On 2010-09-28 13:55, Markus Jelsma wrote:
Thanks. Could we modify the code so it will only output the info before the tasks are initialized? If so, how to proceed?
This is a bit tricky, because the code is executed differently depending on whether it executes in local mode (or from a local application) and in distributed mode (or from one of the mapreduce tasks).
In local mode resources are taken from a classpath determined during the execution of the driver application (the one with main()), and these may include (and often do!) multiple copies of local files, such as conf/nutch-site.xml and nutch-site.xml that is packed inside a job jar. Furthermore, plugins in local mode are NOT loaded from nutch.job, but instead from the plugins/ directory... so their composition may be different than the one that is used by distributed tasks.

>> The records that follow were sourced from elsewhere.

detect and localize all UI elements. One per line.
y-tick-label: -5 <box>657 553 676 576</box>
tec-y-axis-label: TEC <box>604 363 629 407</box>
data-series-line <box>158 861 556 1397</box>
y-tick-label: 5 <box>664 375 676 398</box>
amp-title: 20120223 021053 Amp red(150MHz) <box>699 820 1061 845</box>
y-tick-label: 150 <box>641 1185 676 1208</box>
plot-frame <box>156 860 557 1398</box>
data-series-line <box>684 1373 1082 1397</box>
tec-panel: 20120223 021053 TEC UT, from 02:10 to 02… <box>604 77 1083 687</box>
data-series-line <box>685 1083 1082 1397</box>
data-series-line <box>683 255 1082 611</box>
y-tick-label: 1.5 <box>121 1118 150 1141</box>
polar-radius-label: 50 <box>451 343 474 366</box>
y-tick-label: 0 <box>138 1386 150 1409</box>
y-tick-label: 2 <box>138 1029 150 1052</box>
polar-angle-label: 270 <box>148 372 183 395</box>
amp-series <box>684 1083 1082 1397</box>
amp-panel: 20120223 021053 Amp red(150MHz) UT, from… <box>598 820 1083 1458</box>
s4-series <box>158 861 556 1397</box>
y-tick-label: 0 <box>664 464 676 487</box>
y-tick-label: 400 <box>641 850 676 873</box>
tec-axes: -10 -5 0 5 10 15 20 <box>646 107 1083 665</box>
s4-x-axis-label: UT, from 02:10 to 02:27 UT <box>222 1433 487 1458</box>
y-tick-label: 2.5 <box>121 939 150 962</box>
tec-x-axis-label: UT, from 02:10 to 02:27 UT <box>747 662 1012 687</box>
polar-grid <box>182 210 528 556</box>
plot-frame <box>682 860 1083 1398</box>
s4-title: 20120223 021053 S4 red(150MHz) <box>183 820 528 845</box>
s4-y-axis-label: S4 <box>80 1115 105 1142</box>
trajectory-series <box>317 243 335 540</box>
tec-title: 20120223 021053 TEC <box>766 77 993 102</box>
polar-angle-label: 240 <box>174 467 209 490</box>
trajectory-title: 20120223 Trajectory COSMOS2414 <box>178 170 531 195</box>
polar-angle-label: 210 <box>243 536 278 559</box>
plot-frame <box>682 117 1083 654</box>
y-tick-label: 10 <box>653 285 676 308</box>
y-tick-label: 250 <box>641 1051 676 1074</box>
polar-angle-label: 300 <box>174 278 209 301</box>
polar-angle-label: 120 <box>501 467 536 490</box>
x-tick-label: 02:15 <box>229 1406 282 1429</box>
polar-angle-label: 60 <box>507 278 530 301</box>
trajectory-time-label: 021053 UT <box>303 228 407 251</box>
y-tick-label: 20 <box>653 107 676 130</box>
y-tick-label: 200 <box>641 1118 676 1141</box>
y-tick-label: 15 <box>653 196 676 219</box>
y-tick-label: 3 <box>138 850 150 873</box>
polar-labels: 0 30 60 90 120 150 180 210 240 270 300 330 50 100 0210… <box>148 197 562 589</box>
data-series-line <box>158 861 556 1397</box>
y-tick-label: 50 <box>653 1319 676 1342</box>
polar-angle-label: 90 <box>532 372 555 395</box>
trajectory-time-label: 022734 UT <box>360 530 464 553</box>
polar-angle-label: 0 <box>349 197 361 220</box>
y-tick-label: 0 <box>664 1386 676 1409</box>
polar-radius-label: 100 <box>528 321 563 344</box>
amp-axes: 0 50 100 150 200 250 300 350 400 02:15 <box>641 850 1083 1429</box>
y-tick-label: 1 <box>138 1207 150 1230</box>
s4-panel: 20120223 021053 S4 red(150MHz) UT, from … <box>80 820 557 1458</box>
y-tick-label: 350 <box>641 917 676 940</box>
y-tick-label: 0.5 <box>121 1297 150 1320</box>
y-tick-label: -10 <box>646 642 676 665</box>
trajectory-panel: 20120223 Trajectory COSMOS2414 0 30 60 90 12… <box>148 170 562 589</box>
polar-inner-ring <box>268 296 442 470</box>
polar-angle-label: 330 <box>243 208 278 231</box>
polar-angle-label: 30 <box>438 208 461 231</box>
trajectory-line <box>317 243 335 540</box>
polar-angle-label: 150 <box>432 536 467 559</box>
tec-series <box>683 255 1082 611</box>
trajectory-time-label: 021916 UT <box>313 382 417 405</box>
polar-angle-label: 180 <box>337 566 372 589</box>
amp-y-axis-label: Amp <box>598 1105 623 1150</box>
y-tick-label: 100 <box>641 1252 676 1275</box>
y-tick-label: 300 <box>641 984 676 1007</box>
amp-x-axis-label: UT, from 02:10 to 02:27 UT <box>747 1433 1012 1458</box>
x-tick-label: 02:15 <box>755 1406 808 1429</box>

Now, the crux of the matter is that in order to print this list only once you would have to do this from the driver application - but when you run Nutch in distributed mode the driver application uses a different classpath than each of the tasks will use, so the list could be different, which would be very confusing...
All in all, I think it's best to print it possibly many times from tasks, or not at all. This choice could be implemented as a logging level, or as a config property.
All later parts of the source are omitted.